失神して雪の上に倒れたままの2人を除く12人の海賊達は、覆面男が投げた皮袋の周りに集まり、その金貨を拾い上げたまま呆然としていたが。
「くそ……ふざけやがって!!」
「馬鹿はよせ!?」
先程までとは打って変わって鈍重な様子になった覆面男に、比較的軽傷の海賊の一人がいきり立ち、隠しナイフを投げつけようと立ち上がる。
別の海賊二人は慌ててそれを止めようとしたが……
―― ドン!!
覆面男は杖代わりににしていたマスケット銃を雑に構え、歯を食いしばって引き金を引いていた。
―― ドォン! ドォォン!
「ひえっ!?」「うおお!!」
覆面男は立て続けに引き金を引く。彼が狙っていたのは海賊達ではなく海賊達よりかなり手前の雪面だった。彼はただ、この後で海賊達がすぐに追って来ないよう、威嚇のつもりで撃っていたのだが、海賊達は我先にと争い、もつれ合って後退する。
しかしその後退した先に、雪溜りに隠された渓流があった。
「ぐわああ!?」「引っ張るなッ……あああ!」「押すな、よせ、ぐおおお!」
海賊達の重さに割れて弾けるバキバキという氷の裂ける音と飛び散る氷水の飛沫、そして悲鳴に、覆面男は背を向ける。何人もの男達が真冬の渓流に落ちたらしい。しかしさすがにこれ以上は誰も助けられない。覆面男はそう思った。
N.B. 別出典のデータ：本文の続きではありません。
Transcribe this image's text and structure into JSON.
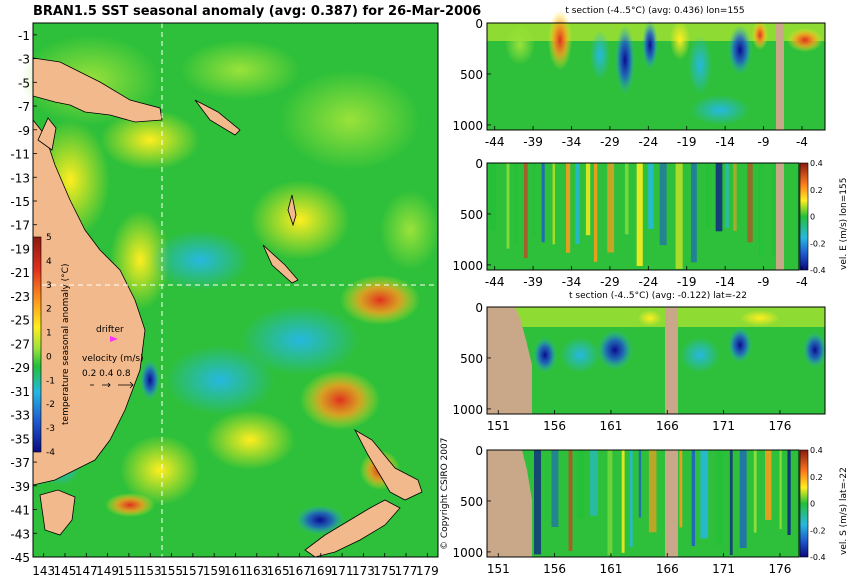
{
  "main": {
    "title": "BRAN1.5 SST seasonal anomaly (avg: 0.387) for 26-Mar-2006",
    "y_ticks": [
      "-1",
      "-3",
      "-5",
      "-7",
      "-9",
      "-11",
      "-13",
      "-15",
      "-17",
      "-19",
      "-21",
      "-23",
      "-25",
      "-27",
      "-29",
      "-31",
      "-33",
      "-35",
      "-37",
      "-39",
      "-41",
      "-43",
      "-45"
    ],
    "x_ticks": [
      "143",
      "145",
      "147",
      "149",
      "151",
      "153",
      "155",
      "157",
      "159",
      "161",
      "163",
      "165",
      "167",
      "169",
      "171",
      "173",
      "175",
      "177",
      "179"
    ],
    "colorbar_label": "temperature seasonal anomaly (°C)",
    "colorbar_ticks": [
      "5",
      "4",
      "3",
      "2",
      "1",
      "0",
      "-1",
      "-2",
      "-3",
      "-4"
    ],
    "drifter_label": "drifter",
    "velocity_label": "velocity (m/s)",
    "velocity_values": "0.2 0.4 0.8",
    "copyright": "© Copyright CSIRO 2007"
  },
  "panels": [
    {
      "title": "t section (-4..5°C) (avg: 0.436) lon=155",
      "y_ticks": [
        "0",
        "500",
        "1000"
      ],
      "x_ticks": [
        "-44",
        "-39",
        "-34",
        "-29",
        "-24",
        "-19",
        "-14",
        "-9",
        "-4"
      ],
      "side_label": ""
    },
    {
      "title": "",
      "y_ticks": [
        "0",
        "500",
        "1000"
      ],
      "x_ticks": [
        "-44",
        "-39",
        "-34",
        "-29",
        "-24",
        "-19",
        "-14",
        "-9",
        "-4"
      ],
      "side_label": "vel. E (m/s) lon=155",
      "cb_ticks": [
        "0.4",
        "0.2",
        "0",
        "-0.2",
        "-0.4"
      ]
    },
    {
      "title": "t section (-4..5°C) (avg: -0.122) lat=-22",
      "y_ticks": [
        "0",
        "500",
        "1000"
      ],
      "x_ticks": [
        "151",
        "156",
        "161",
        "166",
        "171",
        "176"
      ],
      "side_label": ""
    },
    {
      "title": "",
      "y_ticks": [
        "0",
        "500",
        "1000"
      ],
      "x_ticks": [
        "151",
        "156",
        "161",
        "166",
        "171",
        "176"
      ],
      "side_label": "vel. S (m/s) lat=-22",
      "cb_ticks": [
        "0.4",
        "0.2",
        "0",
        "-0.2",
        "-0.4"
      ]
    }
  ],
  "chart_data": [
    {
      "type": "heatmap",
      "title": "BRAN1.5 SST seasonal anomaly (avg: 0.387) for 26-Mar-2006",
      "x_range": [
        142,
        180
      ],
      "y_range": [
        -45,
        0
      ],
      "colorbar_range": [
        -4,
        5
      ],
      "marker_lon": 155,
      "marker_lat": -22
    },
    {
      "type": "heatmap",
      "title": "t section (-4..5°C) (avg: 0.436) lon=155",
      "x_range": [
        -45,
        -1
      ],
      "depth_range": [
        0,
        1050
      ],
      "value_range": [
        -4,
        5
      ],
      "average": 0.436
    },
    {
      "type": "heatmap",
      "title": "",
      "x_range": [
        -45,
        -1
      ],
      "depth_range": [
        0,
        1050
      ],
      "value_range": [
        -0.4,
        0.4
      ],
      "colorbar_label": "vel. E (m/s) lon=155"
    },
    {
      "type": "heatmap",
      "title": "t section (-4..5°C) (avg: -0.122) lat=-22",
      "x_range": [
        150,
        180
      ],
      "depth_range": [
        0,
        1050
      ],
      "value_range": [
        -4,
        5
      ],
      "average": -0.122
    },
    {
      "type": "heatmap",
      "title": "",
      "x_range": [
        150,
        180
      ],
      "depth_range": [
        0,
        1050
      ],
      "value_range": [
        -0.4,
        0.4
      ],
      "colorbar_label": "vel. S (m/s) lat=-22"
    }
  ]
}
「今のうちに行こう。僕はフレデリク、貴方の名前は?」
「わ、私の事などいいッ! マリーを、マリーを連れて先に逃げてくれッ……」
覆面男は再び炭焼きの男に肩を貸そうとするが、炭焼きの男はその手を振り払おうとする。しかし。
「お父さん……ペッテル父さん……いっしょに帰ろうよ……お父さん……」
フレデリクの背中で弱々しく呟く少女マリーの声を聞き、炭焼きの男はがっくりと項垂れ、大人しくフレデリクの肩を借りた。